A further dimension of the emerging divide concerns the alignment of Red Sea littoral states. Eritrea’s strategic posture has increasingly mirrored Cairo’s preference for limiting the role of non-coastal actors in Red Sea security discussions. In recent years, Asmara and Cairo have emphasized that the security architecture of the Red Sea should primarily remain the domain of coastal states, a position widely interpreted as aimed at constraining Ethiopia’s growing regional role. At the same time, reports of expanding links between Eritrea and Iran have raised concerns among regional security analysts about the possibility that Iranian influence could extend further into the Red Sea basin. Should Tehran gain reliable intelligence and logistical access to Eritrean coastline infrastructure such as facilities near the port of Massawa, it could potentially create an additional platform for projecting pressure against Israeli targets, United States naval assets, or commercial shipping routes traversing the Red Sea corridor.
The implications of such a development extend far beyond the Gulf itself. The Red Sea and the Horn of Africa are increasingly integrated into the broader security architecture of the Middle East. Over the past decade Gulf states have expanded their political, military and economic footprint along the Red Sea corridor through port investments and logistical hubs in countries such as Eritrea, Djibouti and Sudan. Control over maritime chokepoints like the Bab el-Mandeb Strait has therefore become a central concern for regional security planners, given that a significant portion of global trade and energy shipments transit through this narrow passage.
In contrast, Ethiopia has sought to frame its regional diplomacy around de-escalation and cooperative security frameworks linking the Horn of Africa and the Gulf. Within the evolving strategic landscape connecting the Gulf and the Horn of Africa, Ethiopia has increasingly attempted to position itself as a constructive stakeholder advocating stability of maritime trade routes, regional dialogue and cooperative security mechanisms across the Red Sea basin. Abiy Ahmed took the initiative and spoke with leaders of Saudi Arabia, the UAE, Qatar, Bahrain and Kuwait.

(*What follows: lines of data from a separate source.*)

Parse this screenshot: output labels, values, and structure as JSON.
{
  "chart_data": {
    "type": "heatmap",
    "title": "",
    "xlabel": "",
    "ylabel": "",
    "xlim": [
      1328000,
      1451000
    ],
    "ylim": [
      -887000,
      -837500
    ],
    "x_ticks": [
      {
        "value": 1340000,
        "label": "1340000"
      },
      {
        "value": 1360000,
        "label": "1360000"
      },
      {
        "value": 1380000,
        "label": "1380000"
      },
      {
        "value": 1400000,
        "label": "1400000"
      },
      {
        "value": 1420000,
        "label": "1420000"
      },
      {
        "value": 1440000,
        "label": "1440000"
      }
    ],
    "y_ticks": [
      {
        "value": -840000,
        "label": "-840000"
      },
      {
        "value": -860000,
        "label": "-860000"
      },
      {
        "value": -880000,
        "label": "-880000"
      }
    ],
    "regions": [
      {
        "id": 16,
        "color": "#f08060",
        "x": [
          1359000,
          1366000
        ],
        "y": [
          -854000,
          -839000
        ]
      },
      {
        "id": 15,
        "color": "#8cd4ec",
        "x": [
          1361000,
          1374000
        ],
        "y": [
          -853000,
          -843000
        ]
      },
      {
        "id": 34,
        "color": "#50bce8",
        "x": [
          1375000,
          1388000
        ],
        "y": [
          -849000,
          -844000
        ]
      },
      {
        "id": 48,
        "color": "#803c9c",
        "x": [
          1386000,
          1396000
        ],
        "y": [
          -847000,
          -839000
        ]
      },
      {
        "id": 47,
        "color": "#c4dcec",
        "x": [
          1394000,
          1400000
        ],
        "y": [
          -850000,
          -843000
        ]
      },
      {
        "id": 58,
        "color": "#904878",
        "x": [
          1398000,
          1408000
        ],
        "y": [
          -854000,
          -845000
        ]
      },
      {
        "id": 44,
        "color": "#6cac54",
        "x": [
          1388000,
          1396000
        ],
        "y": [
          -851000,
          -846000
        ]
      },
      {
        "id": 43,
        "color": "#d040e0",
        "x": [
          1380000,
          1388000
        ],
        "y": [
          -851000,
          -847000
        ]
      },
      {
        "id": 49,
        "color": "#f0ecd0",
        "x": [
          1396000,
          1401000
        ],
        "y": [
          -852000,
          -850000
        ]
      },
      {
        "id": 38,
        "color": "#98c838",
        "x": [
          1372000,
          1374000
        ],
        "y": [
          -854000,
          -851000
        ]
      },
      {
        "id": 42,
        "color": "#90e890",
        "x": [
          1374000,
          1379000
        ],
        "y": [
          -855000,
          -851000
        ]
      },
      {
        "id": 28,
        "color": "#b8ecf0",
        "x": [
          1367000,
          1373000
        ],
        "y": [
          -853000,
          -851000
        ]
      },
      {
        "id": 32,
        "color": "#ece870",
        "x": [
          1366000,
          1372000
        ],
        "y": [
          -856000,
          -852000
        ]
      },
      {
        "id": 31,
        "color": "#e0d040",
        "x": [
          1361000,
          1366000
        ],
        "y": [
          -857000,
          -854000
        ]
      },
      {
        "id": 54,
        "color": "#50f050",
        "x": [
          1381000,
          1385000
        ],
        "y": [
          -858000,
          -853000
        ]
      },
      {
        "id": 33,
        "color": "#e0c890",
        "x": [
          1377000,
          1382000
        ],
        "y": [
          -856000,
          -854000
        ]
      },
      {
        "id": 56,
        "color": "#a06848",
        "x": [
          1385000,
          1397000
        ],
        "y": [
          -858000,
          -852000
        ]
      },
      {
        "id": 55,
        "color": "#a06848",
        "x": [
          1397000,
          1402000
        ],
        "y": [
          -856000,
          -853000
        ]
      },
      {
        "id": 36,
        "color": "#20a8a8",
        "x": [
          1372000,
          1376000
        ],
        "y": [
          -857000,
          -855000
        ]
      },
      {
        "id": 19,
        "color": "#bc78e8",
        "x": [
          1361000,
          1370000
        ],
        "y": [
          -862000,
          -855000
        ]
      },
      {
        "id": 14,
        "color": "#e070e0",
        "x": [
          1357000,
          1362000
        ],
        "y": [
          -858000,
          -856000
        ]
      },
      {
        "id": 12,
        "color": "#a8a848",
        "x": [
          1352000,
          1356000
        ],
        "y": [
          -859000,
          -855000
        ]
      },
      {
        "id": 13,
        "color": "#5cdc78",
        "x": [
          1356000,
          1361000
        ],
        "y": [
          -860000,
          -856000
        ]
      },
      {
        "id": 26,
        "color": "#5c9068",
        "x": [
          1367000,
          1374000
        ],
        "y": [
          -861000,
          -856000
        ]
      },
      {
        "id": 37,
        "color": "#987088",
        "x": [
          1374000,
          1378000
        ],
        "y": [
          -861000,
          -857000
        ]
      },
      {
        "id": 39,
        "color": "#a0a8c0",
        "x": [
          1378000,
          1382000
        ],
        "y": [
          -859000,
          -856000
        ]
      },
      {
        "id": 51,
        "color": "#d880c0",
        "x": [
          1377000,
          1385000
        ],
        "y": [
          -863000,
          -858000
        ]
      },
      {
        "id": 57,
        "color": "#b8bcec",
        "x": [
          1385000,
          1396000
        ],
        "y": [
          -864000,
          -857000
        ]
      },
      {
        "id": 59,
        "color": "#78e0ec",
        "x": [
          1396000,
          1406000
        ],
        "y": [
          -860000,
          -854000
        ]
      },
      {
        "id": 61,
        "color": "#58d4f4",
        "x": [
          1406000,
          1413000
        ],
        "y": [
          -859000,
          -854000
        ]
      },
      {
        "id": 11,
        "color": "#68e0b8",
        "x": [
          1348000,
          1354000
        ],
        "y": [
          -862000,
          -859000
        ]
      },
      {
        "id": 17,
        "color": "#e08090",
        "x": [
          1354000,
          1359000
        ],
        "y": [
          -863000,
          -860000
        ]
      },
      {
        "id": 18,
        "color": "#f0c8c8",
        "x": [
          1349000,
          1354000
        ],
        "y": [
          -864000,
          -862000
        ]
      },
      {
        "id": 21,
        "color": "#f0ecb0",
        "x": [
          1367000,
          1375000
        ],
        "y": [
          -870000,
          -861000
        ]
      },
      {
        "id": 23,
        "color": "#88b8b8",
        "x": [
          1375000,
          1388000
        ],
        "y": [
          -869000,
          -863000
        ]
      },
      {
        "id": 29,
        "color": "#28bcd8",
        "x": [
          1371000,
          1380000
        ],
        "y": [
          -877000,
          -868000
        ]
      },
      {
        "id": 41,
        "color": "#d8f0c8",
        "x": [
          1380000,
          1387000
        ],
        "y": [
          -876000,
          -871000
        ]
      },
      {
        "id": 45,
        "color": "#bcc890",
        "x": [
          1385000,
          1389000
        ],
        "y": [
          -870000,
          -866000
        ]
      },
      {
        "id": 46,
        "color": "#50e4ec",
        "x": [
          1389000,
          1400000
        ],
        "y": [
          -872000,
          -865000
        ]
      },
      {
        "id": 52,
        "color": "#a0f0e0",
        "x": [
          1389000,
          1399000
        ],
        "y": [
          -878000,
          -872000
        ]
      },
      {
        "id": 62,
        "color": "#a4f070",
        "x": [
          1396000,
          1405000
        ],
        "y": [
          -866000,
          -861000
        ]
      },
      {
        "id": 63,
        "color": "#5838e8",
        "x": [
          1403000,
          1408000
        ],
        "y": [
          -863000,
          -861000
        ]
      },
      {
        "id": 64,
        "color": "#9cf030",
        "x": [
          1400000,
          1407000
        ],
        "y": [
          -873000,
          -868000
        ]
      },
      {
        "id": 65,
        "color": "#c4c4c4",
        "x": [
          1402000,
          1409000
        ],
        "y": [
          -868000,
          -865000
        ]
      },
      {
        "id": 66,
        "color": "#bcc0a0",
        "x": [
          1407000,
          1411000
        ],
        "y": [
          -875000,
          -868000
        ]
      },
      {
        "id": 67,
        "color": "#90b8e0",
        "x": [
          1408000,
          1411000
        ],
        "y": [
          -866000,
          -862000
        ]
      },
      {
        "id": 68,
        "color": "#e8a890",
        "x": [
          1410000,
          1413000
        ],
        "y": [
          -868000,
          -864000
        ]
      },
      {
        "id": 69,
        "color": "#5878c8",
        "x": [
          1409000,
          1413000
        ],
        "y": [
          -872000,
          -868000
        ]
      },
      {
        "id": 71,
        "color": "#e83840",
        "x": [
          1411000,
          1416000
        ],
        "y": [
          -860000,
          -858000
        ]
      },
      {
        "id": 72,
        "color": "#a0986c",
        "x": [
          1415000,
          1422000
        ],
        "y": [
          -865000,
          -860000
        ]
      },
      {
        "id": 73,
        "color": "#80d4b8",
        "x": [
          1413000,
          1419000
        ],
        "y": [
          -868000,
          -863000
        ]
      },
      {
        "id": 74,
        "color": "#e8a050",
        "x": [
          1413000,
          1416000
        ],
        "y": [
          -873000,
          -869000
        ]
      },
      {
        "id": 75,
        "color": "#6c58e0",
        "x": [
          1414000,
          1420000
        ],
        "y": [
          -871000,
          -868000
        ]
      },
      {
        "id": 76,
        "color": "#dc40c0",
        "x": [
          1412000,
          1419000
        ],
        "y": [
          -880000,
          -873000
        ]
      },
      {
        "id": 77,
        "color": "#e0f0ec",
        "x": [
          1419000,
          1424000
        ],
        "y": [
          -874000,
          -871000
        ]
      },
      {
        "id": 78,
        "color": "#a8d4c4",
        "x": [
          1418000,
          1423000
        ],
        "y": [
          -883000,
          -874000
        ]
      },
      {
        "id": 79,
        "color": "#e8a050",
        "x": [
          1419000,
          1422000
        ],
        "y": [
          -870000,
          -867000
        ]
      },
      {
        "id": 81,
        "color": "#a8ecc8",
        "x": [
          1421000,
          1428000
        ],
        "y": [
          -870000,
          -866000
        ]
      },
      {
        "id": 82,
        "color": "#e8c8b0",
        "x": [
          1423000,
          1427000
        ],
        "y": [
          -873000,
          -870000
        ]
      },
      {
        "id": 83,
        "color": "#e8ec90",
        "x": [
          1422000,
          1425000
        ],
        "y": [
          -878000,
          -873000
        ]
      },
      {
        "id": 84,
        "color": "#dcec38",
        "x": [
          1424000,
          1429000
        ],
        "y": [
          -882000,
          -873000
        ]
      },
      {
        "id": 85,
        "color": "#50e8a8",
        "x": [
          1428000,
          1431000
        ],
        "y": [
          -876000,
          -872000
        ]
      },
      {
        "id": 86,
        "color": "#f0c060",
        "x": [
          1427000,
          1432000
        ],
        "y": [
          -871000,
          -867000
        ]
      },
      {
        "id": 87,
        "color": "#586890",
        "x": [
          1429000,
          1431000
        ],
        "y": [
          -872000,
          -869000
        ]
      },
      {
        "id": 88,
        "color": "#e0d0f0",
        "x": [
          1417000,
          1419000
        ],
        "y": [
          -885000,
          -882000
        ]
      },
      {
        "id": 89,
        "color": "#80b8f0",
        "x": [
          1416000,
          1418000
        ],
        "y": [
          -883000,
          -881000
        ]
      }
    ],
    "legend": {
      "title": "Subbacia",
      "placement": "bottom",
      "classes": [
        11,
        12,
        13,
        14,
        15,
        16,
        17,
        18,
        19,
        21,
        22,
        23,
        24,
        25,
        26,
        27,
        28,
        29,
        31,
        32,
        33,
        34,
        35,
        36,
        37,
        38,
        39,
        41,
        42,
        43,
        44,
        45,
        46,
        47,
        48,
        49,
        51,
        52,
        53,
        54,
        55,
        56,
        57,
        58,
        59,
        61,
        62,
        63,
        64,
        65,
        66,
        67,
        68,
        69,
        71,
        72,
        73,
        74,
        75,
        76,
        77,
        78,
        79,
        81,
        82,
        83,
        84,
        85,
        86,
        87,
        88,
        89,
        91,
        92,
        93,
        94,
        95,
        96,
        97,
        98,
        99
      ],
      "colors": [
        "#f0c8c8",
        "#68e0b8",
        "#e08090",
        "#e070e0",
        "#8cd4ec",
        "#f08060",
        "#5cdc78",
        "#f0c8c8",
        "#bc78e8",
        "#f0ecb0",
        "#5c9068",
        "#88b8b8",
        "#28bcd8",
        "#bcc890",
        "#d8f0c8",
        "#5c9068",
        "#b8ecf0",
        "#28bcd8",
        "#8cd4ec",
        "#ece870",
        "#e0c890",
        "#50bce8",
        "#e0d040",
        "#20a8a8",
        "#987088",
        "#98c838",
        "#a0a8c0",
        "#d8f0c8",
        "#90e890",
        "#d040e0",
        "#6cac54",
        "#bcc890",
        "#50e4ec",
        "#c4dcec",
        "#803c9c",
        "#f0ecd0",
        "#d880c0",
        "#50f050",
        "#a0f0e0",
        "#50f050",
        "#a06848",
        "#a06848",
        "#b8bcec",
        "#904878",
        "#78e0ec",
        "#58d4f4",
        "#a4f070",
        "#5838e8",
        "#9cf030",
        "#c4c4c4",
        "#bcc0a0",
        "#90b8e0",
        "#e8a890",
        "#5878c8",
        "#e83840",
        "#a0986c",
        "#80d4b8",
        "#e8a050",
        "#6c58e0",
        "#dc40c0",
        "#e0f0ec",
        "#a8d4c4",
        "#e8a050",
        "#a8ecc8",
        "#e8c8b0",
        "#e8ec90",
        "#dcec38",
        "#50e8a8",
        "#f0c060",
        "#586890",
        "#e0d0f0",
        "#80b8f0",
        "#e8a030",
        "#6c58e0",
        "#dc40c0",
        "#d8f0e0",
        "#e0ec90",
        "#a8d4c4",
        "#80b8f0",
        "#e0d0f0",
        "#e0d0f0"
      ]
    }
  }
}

This will intensify the rift between the Gulf countries and Egypt which entails political consequences after the war ends. Hence Gulf countries must reconsider their relations with Egypt and reduce their political and economic support for the Arab League and for Egypt, while moving toward building broader regional partnerships with Asia and Africa. More broadly, the episode illustrates a gradual transformation in the geopolitical outlook of Gulf states as they diversify their diplomatic and economic partnerships beyond traditional Arab political frameworks and increasingly engage emerging partners across the Red Sea and the Indian Ocean corridors.
As geopolitical competition intensifies across the Red Sea basin, the traditional boundaries between Middle Eastern and African security theatres are rapidly dissolving, forcing regional powers to reassess alliances that were once taken for granted.